Issue: I have written a Dataflow pipeline that will do the bare minimum in this scenario; read from GCS and write to a BigQuery table. When I execute this pipeline, however, I am getting a JSON parse error, shown here:
Error while reading data, error message: JSON table encountered too
many errors, giving up. Rows: 1; errors: 1., error: Error while reading
data, error message: JSON table encountered too many errors, giving up.
Rows: 1; errors: 1., error: Error while reading data, error message:
JSON parsing error in row starting at position 2630029539: Value
encountered without start of object.
Below is my Dataflow script with some variables anonymized.
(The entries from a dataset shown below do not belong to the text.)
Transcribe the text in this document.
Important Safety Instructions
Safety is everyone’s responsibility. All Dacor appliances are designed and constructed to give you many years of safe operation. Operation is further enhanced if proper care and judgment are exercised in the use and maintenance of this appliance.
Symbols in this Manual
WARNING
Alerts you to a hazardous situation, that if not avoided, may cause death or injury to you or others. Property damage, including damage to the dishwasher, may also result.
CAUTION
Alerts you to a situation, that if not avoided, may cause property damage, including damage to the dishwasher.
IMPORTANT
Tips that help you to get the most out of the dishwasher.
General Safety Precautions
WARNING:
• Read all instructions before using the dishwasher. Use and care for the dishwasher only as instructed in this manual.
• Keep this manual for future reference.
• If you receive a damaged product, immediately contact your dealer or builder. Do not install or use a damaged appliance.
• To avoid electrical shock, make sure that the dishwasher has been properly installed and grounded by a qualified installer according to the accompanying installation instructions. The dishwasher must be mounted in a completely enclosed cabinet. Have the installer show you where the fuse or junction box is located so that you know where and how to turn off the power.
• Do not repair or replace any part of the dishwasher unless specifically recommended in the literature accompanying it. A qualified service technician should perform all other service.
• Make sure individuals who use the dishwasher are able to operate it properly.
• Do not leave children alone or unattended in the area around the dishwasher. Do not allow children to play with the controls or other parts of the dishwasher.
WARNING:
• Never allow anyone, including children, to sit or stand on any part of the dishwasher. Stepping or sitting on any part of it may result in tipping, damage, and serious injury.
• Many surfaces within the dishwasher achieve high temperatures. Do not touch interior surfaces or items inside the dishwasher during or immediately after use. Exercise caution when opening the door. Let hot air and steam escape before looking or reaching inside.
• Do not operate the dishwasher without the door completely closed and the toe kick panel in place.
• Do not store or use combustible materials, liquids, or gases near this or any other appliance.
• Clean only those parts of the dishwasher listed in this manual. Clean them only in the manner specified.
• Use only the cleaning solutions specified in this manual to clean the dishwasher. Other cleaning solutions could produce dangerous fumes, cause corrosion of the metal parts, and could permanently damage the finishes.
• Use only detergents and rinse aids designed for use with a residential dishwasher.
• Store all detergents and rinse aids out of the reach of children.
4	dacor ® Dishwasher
from __future__ import absolute_import
import argparse
import logging
import re
import json
import apache_beam as beam
from apache_beam.io import ReadFromText
from apache_beam.io import WriteToText
from apache_beam.io import Read
from apache_beam.io import WriteToText
from apache_beam.io import WriteToBigQuery
from apache_beam.options.pipeline_options import PipelineOptions
from apache_beam.options.pipeline_options import SetupOptions
def run(argv=None):
parser = argparse.ArgumentParser()
parser.add_argument('--input',
dest='input',
default='gs://BUCKET_NAME/input-data/000000_0.gz',
help='Input file to process.')
known_args, pipeline_args = parser.parse_known_args(argv)
pipeline_args.extend([
'--runner=DataflowRunner',
'--project=GCP_PROJECT_NAME',
'--staging_location=gs://BUCKET_NAME/dataflow-staging',
'--temp_location=gs://BUCKET_NAME/dataflow-temp',
'--job_name=gcs-gzcomp-to-bq1',
])
pipeline_options = PipelineOptions(pipeline_args)
pipeline_options.view_as(SetupOptions).save_main_session = True
with beam.Pipeline(options=pipeline_options) as p:
(p | "ReadFromGCS" >> ReadFromText(known_args.input)
| WriteToBigQuery('TABLE_NAME', dataset='DATASET_NAME',
project='GCP_PROJECT_NAME', schema='record:string'))
if __name__ == '__main__':
logging.getLogger().setLevel(logging.INFO)
run()
As you can see, I attempted to do the same thing as I am doing in the traditional load job, by specifying a schema containing only one column with a string type, but it is still failing.
Is there a way to explicitly tell Dataflow more details about how I want to import the GCS files? i.e. specifying TSV even though it is a valid JSON object on each line?
Also, if this error is related to anything else I may have screwed up, please call that out as well; I'm super new to Dataflow, but pretty experienced with BQ & some other GCP tools, so hoping to add this to my toolbelt.